Find Customer Reviews
In this year’s Local Search Ranking Factors industry survey, “Quantity of Native Google Places Reviews” ranked seventh overall. With Yelp reviews’ emergence/integration with both Bing Local and Apple Maps, we can guess that the quantity of native Yelp reviews is a top-20 ranking factor, as well. If it isn’t now, it will be. The importance of reviews for local rankings aside, the ability to quickly view and respond to your business’s most recent online reviews is integral to your reputation management efforts. Fortunately, GetListed.org provides us with a “Reviews” tab dedicated to the aggregation of recent online reviews posted on major citation sources.
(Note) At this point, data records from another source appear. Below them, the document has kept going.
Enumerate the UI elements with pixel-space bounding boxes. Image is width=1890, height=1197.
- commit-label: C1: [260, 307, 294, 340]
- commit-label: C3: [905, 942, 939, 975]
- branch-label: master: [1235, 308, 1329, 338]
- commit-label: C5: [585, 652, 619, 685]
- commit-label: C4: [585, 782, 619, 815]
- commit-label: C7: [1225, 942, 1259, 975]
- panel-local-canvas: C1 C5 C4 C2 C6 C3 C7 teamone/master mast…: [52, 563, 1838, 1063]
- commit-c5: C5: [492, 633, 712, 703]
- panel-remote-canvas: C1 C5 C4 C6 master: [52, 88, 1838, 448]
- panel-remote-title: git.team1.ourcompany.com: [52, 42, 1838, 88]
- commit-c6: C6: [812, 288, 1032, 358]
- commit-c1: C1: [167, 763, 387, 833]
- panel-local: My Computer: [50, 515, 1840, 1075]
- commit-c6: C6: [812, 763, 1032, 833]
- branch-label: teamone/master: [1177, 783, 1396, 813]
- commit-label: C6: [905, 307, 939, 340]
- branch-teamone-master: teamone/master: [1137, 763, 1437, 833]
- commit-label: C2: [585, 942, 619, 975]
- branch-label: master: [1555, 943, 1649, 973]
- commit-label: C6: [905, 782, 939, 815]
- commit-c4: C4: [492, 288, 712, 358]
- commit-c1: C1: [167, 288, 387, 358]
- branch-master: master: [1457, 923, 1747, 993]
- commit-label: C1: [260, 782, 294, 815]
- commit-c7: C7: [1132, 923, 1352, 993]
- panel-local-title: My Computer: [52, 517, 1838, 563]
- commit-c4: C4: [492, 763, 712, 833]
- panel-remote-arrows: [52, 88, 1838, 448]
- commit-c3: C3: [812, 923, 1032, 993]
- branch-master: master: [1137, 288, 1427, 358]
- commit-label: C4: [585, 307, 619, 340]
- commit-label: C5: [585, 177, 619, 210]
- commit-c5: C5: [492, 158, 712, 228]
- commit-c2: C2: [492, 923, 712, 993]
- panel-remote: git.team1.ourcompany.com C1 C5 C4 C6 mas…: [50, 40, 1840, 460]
Your review summary will look something like this (with a few more reviews, ideally):
From here, you can assess your contentedness with the volume of recent reviews, the most popular review engines for your customers, and to which reviews you’d like to respond. Online reviews are the lifeline – the vitality – of your business’s online presence. That said, don’t let a string of negative sentiments bog down your marketing efforts. Instead, work even harder to supplant those negative reviews with the blessings of satisfied customers. It isn’t easy, but it’s more than doable.
Tip: “The customer that has a negative experience is more likely to leave a review than the customer with a positive experience.” Is this really the case? Maybe. And, honestly, you can’t satisfy absolutely everyone. You can try your darnedest, but occasionally, extraneous circumstance finds its way into a customer’s negative review. If you’re offering an awesome product or service, though, you will earn positive reviews. To exhort the review process, consider implementing review links in email signatures, on testimonial pages, or on postcards that employees hand out in person. GetListed.org provides some other great tips for managing your business’s reputation online.